Moscow court upholds house arrest for Navalny
The Moscow City Court has ruled that opposition activist Aleksey Navalny should remain under house arrest until his suspended sentence for major embezzlement comes into force.
By the Tuesday decision the judge turned down the request from Navalny’s lawyers who wanted to cancel the prolongation of the house arrest till February 15. However, the court also did not fulfill the appeal of prosecutors who wanted the activist put in a detention center for violation of house arrest rules.

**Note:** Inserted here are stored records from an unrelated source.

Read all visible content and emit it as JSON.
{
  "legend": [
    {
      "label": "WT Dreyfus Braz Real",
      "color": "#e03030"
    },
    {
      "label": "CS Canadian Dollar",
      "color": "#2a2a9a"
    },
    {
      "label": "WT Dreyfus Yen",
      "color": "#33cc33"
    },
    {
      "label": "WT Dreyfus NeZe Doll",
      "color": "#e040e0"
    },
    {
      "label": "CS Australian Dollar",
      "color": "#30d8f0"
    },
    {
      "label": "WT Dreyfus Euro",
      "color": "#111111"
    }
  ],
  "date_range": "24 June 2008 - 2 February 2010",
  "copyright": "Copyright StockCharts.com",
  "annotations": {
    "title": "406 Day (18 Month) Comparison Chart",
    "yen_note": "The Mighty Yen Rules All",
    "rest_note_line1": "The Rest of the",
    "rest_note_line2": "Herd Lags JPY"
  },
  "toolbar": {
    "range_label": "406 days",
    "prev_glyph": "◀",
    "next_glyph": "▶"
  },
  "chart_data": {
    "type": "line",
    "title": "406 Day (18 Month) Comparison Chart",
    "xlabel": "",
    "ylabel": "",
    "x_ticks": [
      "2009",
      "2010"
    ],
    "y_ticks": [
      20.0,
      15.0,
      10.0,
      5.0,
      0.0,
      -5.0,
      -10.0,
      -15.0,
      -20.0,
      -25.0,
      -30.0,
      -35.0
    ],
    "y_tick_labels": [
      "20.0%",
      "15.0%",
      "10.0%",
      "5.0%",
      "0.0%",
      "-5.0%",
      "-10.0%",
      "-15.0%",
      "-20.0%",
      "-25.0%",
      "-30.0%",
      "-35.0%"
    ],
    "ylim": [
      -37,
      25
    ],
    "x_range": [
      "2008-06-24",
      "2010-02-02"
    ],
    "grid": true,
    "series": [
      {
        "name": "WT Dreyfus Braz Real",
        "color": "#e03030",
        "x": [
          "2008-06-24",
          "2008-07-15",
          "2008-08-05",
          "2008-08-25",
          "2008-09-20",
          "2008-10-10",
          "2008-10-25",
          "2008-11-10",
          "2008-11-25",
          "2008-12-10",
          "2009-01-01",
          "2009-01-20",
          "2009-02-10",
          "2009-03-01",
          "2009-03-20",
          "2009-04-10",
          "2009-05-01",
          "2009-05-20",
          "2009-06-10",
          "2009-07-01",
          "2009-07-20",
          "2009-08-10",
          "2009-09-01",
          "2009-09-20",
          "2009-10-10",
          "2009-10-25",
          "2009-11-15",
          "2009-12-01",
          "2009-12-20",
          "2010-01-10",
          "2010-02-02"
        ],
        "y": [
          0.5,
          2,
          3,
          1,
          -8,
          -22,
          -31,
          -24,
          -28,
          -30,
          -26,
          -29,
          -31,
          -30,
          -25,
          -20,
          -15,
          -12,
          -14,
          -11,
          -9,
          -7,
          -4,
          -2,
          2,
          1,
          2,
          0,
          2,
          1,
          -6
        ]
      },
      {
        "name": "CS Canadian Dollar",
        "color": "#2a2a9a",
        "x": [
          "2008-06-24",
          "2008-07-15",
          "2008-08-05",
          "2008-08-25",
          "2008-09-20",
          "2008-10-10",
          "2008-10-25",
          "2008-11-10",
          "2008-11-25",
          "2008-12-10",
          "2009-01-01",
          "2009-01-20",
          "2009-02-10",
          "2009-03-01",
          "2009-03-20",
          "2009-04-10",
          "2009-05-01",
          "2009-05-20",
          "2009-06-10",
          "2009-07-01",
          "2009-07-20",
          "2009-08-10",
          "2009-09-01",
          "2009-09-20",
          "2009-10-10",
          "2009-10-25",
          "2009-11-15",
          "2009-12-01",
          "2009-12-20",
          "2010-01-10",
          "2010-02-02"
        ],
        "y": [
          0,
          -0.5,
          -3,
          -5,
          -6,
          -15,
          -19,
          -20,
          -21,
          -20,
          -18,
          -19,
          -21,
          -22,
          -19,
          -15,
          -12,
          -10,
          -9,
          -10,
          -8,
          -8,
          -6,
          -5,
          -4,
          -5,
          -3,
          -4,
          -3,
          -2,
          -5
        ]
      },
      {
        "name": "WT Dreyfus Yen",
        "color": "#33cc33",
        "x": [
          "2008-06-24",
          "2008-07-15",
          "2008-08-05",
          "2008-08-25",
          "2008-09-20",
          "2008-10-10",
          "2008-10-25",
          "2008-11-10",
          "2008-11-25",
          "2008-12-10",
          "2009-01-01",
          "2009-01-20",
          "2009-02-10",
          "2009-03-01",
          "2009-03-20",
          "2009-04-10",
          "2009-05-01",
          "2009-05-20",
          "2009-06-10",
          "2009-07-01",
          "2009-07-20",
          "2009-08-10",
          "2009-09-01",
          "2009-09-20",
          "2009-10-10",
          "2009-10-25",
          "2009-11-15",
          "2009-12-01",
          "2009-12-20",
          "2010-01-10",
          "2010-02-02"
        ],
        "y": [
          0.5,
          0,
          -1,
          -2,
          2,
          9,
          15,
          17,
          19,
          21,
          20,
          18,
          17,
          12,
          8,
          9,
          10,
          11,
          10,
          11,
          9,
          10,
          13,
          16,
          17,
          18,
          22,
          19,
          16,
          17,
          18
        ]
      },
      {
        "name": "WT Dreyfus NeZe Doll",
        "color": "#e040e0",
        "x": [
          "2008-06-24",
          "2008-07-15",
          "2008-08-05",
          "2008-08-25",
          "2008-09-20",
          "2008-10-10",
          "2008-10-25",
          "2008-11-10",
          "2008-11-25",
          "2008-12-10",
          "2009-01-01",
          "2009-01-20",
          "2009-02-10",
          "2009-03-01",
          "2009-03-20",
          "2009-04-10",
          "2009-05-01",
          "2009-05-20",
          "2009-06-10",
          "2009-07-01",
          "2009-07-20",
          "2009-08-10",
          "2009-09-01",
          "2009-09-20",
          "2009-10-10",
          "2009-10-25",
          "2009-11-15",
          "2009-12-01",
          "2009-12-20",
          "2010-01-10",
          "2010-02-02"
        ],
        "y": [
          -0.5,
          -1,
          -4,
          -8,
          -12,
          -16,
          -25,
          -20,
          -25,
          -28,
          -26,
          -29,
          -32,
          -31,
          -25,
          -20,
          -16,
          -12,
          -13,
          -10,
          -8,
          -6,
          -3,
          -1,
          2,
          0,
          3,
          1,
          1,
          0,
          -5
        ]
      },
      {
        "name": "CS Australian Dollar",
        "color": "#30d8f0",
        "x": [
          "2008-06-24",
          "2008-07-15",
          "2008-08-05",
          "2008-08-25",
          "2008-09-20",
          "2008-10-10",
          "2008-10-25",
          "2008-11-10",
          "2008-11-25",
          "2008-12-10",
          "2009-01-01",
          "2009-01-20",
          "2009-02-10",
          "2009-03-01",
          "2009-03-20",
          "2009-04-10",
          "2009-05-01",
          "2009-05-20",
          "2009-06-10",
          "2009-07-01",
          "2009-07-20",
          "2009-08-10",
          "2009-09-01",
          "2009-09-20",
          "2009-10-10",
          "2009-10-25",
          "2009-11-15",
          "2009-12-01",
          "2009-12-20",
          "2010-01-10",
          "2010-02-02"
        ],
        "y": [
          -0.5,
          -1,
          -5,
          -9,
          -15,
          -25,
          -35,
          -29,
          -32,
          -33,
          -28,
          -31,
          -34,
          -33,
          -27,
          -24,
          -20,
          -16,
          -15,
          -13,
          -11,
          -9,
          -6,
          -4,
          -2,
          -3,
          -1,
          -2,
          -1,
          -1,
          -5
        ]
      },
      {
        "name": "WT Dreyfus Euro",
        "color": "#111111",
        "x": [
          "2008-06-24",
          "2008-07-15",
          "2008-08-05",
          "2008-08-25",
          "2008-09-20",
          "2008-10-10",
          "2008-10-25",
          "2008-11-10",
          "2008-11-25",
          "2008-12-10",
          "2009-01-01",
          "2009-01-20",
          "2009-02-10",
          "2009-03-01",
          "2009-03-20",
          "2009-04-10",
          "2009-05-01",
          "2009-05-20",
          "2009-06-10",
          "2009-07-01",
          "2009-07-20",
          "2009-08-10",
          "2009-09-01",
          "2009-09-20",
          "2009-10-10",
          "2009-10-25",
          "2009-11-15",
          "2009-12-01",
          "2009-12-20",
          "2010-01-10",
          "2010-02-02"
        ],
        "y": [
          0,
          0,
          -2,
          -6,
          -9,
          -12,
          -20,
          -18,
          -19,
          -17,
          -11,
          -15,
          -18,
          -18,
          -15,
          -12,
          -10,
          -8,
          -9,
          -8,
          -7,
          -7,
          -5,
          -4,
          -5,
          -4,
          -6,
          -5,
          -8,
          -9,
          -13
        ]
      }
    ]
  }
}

Navalny has left his apartment and removed the electronic monitoring tag from his body after his sentence was pronounced in late December and did this again in early January. Every time the activist was detained by police shortly after escape and returned under house arrest. Previous violations included maintaining the blog, microblog and accounts on social networks – activities that are banned for suspects whose freedom is limited.
On December 30 Navalny received a suspended 3.5 year sentence after the court found him guilty of embezzling over $500,000 from cosmetics company Yves Rocher. Navalny’s brother Oleg was sentenced to 3.5 years in prison within the same case.
In his court speech and numerous blog posts Navalny insisted on his innocence claiming that the criminal case and sentences were the revenge of Russian authorities for his uncompromising struggle against corruption. The officials have repeatedly dismissed these claims saying that opposition activities do not automatically make people immune from prosecution.
In mid-2013 Alexey Navalny received another five-year probation sentence for taking part in a graft scheme involving a state-owned timber company in central Russia’s Kirov Region.
Also on Tuesday Navalny called upon his supporters to launch a 100,000 – strong rally in Moscow as a protest against the authorities’ anti-crisis measures. The event will be organized by Navalny’s Party of Progress and the pro-business party RPR-PARNAS. The exact date of the march has not been decided yet and the press service of the Moscow City Hall said no official applications for it have been submitted.